Resume Hal. 1-2
Resume Hal. 1-2
ABSTRAK
Ciri utama dari gangguan gejala somatic adalah kekhawatiran yang berlebihan
terhadap gejala fisiknya. Pemeriksaan klinis dan investigasi yang detail tidak dapat
mengungkapkan adanya kelainan untuk menjelaskan gejalanya. Gangguan gejala
somatik sering terjadi pada masa kanak-kanak. Cognitive Behavioural Therapy
(CBT) yang dilakukan oleh para ahli dapat menghilangkan gejala somatik yang
berhubungan dengan kecemasan dan stres. Jika tidak diberikan lebih awal, gejala
fisik menetap yang terkait dengan stres emosional akan menyebabkan kecacatan
fungsional yang signifikan pada masa kanak-kanak dan berisiko tinggi mengalami
gangguan kecemasan dan gangguan depresi pada masa dewasa muda. Oleh karena
itu, intervensi dini dengan menggunakan CBT harus diberikan kepada semua anak
dengan gangguan gejala somatik.
Gejala fisik yang menetap dihubungkan dengan perasaan yang tidak seimbang
dan perilaku yang dimasukkan dalam diagnosis baru di Somatic Symptom Disorder
(SSD) pada Diagnostic and Statistical Manual, edisi 5 (DSM-5). Kategori
diagnosis sebelumnya disebut gangguan somatoform dan saat ini dikenal sebagai
gangguan gejala somatik. Anak-anak dengan gangguan gejala somatik memiliki
keluhan nyeri somatik, yang tidak dapat dijelaskan melalui diagnosis medis.
Prevalensi
Gejala Klinis
Somatisasi pada umumnya terjadi pada anak-anak dan remaja.
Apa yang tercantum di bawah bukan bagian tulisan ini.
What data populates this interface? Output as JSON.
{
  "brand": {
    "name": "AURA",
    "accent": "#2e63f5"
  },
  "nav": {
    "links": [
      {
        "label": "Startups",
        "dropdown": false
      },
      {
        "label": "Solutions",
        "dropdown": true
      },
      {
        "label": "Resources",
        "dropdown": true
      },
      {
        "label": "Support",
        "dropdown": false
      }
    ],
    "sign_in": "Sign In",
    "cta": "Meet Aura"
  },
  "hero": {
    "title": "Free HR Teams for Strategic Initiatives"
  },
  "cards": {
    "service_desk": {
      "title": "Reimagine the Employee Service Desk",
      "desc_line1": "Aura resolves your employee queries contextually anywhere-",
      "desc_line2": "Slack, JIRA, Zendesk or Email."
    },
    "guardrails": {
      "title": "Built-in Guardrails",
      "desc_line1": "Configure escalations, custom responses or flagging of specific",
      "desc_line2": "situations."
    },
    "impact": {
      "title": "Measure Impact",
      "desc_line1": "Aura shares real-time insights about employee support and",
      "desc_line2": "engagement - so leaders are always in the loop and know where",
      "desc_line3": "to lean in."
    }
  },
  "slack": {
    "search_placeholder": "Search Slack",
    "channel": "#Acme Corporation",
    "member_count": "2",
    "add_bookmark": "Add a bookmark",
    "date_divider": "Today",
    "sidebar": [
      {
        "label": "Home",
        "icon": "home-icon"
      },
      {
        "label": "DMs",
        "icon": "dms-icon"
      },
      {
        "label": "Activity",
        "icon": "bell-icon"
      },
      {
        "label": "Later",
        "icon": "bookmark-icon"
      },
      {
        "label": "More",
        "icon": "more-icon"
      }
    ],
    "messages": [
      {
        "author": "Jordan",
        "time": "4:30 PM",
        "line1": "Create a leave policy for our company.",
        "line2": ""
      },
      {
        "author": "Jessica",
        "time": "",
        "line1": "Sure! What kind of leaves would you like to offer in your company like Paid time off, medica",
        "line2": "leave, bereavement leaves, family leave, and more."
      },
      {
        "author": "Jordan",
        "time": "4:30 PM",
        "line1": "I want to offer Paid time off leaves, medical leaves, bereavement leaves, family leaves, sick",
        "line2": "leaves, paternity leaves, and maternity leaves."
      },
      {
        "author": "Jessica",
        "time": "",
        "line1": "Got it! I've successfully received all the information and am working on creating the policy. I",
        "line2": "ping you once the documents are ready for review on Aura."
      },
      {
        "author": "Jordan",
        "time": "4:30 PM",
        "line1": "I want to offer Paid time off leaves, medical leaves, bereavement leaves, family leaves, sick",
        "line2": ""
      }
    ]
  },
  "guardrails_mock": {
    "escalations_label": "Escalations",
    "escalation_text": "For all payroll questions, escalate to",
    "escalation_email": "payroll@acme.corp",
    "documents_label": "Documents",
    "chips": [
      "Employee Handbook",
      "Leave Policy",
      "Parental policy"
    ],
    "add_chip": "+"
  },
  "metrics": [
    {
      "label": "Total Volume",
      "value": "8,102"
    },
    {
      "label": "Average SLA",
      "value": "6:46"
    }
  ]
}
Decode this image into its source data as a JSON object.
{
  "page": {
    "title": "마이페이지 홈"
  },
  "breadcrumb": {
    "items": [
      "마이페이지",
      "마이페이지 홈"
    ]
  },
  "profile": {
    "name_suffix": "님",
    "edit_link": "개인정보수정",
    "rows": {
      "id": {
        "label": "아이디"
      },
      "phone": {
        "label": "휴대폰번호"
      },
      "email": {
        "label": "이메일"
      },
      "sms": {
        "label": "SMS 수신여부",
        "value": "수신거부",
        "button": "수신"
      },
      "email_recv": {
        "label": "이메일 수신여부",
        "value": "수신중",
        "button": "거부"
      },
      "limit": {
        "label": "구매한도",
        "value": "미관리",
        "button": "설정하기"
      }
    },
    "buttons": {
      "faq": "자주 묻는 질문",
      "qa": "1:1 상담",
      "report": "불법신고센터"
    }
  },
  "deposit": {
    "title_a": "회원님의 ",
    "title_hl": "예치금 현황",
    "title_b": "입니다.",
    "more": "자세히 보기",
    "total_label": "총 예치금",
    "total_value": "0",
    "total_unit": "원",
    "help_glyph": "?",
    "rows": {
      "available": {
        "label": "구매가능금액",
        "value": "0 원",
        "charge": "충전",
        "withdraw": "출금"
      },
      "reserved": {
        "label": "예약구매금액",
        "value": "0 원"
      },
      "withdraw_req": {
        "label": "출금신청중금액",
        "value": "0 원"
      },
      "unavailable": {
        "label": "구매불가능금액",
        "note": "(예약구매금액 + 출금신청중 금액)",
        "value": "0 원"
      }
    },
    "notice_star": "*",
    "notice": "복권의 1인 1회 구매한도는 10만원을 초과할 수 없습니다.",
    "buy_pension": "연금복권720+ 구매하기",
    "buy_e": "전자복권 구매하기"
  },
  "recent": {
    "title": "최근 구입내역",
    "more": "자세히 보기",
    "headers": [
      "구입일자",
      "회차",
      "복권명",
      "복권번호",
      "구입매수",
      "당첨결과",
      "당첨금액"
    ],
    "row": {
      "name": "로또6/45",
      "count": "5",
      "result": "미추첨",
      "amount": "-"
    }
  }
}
Gejala utama
gangguan ini adalah kekhawatiran pada gejala fisiknya yang mengakibatkan
perasaan berlebihan. Pikiran tentang gejala fisik akan sangat menyusahkan dan bisa
berakibat terganggunya aktivitas sehari-hari. Anak-anak biasanya memiliki tingkat
kecemasan yang tinggi. Gejala somatik harus menetap dan berkaitan dengan nyeri
yang dominan. Stres yang berhubungan dengan kemampuan akademis, hubungan
keluarga, pribadi dan kelompok sebaya serta perlindungan berlebihan dari orang
tua merupakan faktor predisposisi untuk timbulnya gangguan gejala somatik.
Terdapat hubungan yang kuat antara faktor emosional dan keluhan fisik pada anak-
anak. Dalam penelitian yang melibatkan 1323 anak, yang direkrut dari Copenhagen
Child Cohort ditemukan gejala kecemasan kesehatan sebanyak 17,6 %.